8. The The, “Infected”: Years ago, thanks to its pounding bass line and relentless percussion snap, this was simply the best album with which to piss off the neighbors. But two decades later, all most folks know of one-man-band Matt Johnson’s music career is limited to a cutesy M&M’s commercial. The sound and absolutely irresistible beat should have become an 80s-rock staple, but it just didn’t happen, possibly thanks to his then-controversial use of the word “scrotum” in a pop single.
7. Jesus Jones, “Perverse”: The band came off their career-making single of “Right Here, Right Now” and decided to record something a bit edgier, distorting and buzz-bombing virtually every note of the new album by running it through some primitive sound-editing software on a Mac. In the end, “Perverse” made their preceding release “Doubt” sound like pabulum, but its buzz-heavy sound shoved the band right out of the public consciousness. And as for the album's second track "Zeroes and Ones," who else could write a song about binary language?
6. Joe Jackson, “Big World”: Although similar in concept, Genesis’ “Three Sides Live” had nothing on this work by perfectionist Jackson, who despite wanting to record an album of original material live in front of audiences, was known to demand perfect silence from a theater-sized New York audience (and even kick people out for making noise!) while recording. “I’m doing a live album, so shut the hell up” seems a terrible way to proceed; yet this stuff is seriously sweet.
5. Billy Joel, “Streetlife Serenade”: Ah, the album even hardcore Joel fans fear most. Dismissed by many as “weird countrified sh*t,” “Serenade” actually features some of his best songwriting, as evidenced by the misleadingly titled “Weekend Song.” Someday, when your children dismiss Joel as the “Gen-X Perry Como” (Yes, upon hearing us play any Joel disc, our kids will roll their eyes in *exactly* the same way we did when our hopelessly out-of-touch parents parked Perry Como on the photograph), playing this one will serve as a fine, if disciplinary, addition to their musical education.
4. The Grays, “Ro Sham Bo”: These guys are so obscure, they’ve garnered only a two-line article in Wikipedia. In an attempt to form a “leaderless band,” they released only one album in the early 90s and subsequently fractured into nothingness. Oh, but *what* an album…

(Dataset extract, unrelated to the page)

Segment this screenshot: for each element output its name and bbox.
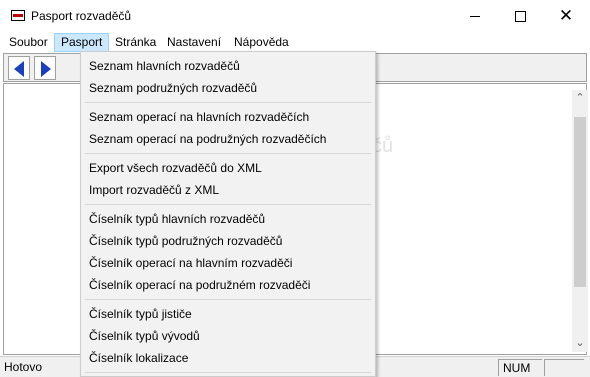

3. Mae Moore: “Bohemia”: This Steve Kilbey-produced alternapop disc should have cemented her in American consciousness, featuring amazing songwriting, incredible musical integrity, dreamy floataway sound and just enough edge to keep her interesting. But this one was released in the days of bullet bras, choreographed dance-line music videos and Janet Jackson getting felt up on an album cover, so as good as it was, it simply couldn’t compete. Being a sweet-voiced Canuck, she had more popularity north of the border, apparently.
2. Johnny Clegg and Savuka, “Heat, Dust and Dreams”: Forget the anti-Apartheid backstory, the honorary doctorate, the lyrics in Zulu, the worldwide peace lectures. This one is simply a great album. The sound is as if he took Paul Simon’s idea for “Graceland” and turned the amps up to 11. But that would giving credit in the wrong direction; Clegg’s sound came from being on the front lines of the Johannesburg “culture war,” not from some library research conducted in the Hamptons.
1. Big Country, “Steeltown”: The follow-up to “In a Big Country” and “Wonderland,” this one simply bit the dust on the charts in the mid-80s. And yet, there’s such anger in the sound, even when they’re trying to be sweet on tracks like “Just a Shadow.” This really was the last hurrah for the band; despite releasing something like six more albums, they never did match the popularity of their first two releases. Massively underrated, indeed.
That's my list; feel free to come up with one of your own. And if you do, please share.